Without TACSTD2 expression, we found overexpression of CLDN7 proteins localized at the intracellular region (Fig. 2a, c, e, g). After wild-type TACSTD2 induction, the distribution of CLDN7 was uniformly spread into the plasma membrane (Fig. 2b, f, q). In contrast, p.Lys267SerfsTer4 TACSTD2 induction did not alter the subcellular localization of CLDN7 (Fig. 2d, h, r).

Fig. 2: Subcellular localization of CLDNs in cells with the wild-type or p.Lys267SerfsTer4 mutated TACSTD2 gene.
figure 2

Without TACSTD2 gene induction, aggregated CLDN7 signals were evident, some of them seems to be in the intracellular organelles (a, c, e, g). After induction of wild-type TACSTD2 gene by tetracyclin, distribution of CLDN7 was spread with more uniformity in cytoplasm and cell membrane (b, f, q). In contrast after induction of p.Lys267SerfsTer4-mutated TACSTD2 gene, aggregated signal is apparent and the change of subcellular localization of CLDN7 was not significant (d, h, r). CLDN1 protein exhibited almost the same subcellular localization as CLDN7. Without TACSTD2 gene induction, CLDN1 signals showed aggregated pattern (i, k, m, o). After induction of wild-type TACSTD2 gene, distribution of CLDN1 showed more uniformity in cytoplasm (j, n, s). CLDN1 signals were not altered by induction of the mutated TACSTD2 gene. The aggregated bodies were apparent (l, p, t)

The CLDN1 protein exhibited almost the same pattern as the CLDN7 protein. Without TACSTD2 expression, CLDN1 proteins localized in the intracellular region (Fig. 2i, k, m, o). After wild-type TACSTD2 induction, CLDN1 spread to the plasma membrane (Fig. 2j, n, s).
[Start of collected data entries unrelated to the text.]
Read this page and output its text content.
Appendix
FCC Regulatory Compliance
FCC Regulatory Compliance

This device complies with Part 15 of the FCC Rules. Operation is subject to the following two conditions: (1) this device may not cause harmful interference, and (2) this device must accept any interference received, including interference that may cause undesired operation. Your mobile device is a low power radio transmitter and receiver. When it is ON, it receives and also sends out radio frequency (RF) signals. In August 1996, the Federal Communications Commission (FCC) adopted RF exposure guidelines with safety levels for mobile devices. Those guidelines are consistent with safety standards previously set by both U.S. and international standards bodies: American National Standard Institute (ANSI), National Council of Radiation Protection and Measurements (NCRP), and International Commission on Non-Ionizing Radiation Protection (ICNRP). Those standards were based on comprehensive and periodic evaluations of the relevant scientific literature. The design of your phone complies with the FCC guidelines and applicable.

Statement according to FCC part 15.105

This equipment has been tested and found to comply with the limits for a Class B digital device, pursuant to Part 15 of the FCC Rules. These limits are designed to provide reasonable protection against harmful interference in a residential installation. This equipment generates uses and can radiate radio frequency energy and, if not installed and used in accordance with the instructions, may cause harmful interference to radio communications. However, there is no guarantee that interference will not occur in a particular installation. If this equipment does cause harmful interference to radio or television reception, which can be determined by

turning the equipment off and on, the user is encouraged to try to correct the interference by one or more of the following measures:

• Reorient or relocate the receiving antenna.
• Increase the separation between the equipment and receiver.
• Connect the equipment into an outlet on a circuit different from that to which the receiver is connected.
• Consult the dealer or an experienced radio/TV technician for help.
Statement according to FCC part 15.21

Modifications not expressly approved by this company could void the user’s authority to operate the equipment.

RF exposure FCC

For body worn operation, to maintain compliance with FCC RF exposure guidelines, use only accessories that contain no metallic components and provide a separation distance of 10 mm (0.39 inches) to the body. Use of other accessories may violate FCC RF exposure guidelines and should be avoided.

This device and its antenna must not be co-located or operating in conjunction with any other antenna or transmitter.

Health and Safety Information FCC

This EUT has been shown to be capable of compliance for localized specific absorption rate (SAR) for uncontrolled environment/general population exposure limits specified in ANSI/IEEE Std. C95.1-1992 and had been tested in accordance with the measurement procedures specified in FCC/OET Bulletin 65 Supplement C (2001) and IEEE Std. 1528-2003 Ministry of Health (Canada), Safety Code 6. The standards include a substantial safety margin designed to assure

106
In contrast, the signals were not altered with the mutated TACSTD2 (Fig. 2l, p, t).

These results strongly indicate that the p.Lys267SerfsTer4 mutation is deleterious, causing a change in CLDN localization and tight-junction disruption.

Discussion

The patient demonstrated severe amyloid deposition, corneal neovascularization, and decreased epithelial barrier function, which are the characteristic clinical manifestations of GDLD. Remarkable neovascularization and conjunctival invasion in his right eye occurred presumably as a result of cell cycle acceleration in the limbal cornea. He may present with the typical mulberry-type GDLD18, which is not specific to this mutation19.

The TACSTD2 protein is a type I single transmembrane protein. The mutation examined was a frameshift mutation that led to premature truncation and loss of the transmembrane domain. Therefore, this frameshift mutation was thought to inactivate the TACSTD2 protein. However, the possibility of errors in translation, for example, due to shifts in the reading frame, shunting of ribosomes, or skipping of stop codons, cannot be denied; therefore, we investigated the subcellular localization of CLDN1 and CLDN7 in HeLa cells. From the functional analysis, we concluded that the mutation in TACSTD2 is indeed pathological.

In conclusion, we report a novel homozygous TACSTD2 gene mutation (c.798delG that can result in a frameshift, p.Lys267SerfsTer4) in a Japanese patient with GDLD who was born to a consanguineous couple. Our functional study revealed that the mutation inactivated the TACSTD2 protein, changing the subcellular localization of the CLDN1 and CLDN7 proteins and thereby presumably disrupting the epithelial barrier function of the corneal epithelium.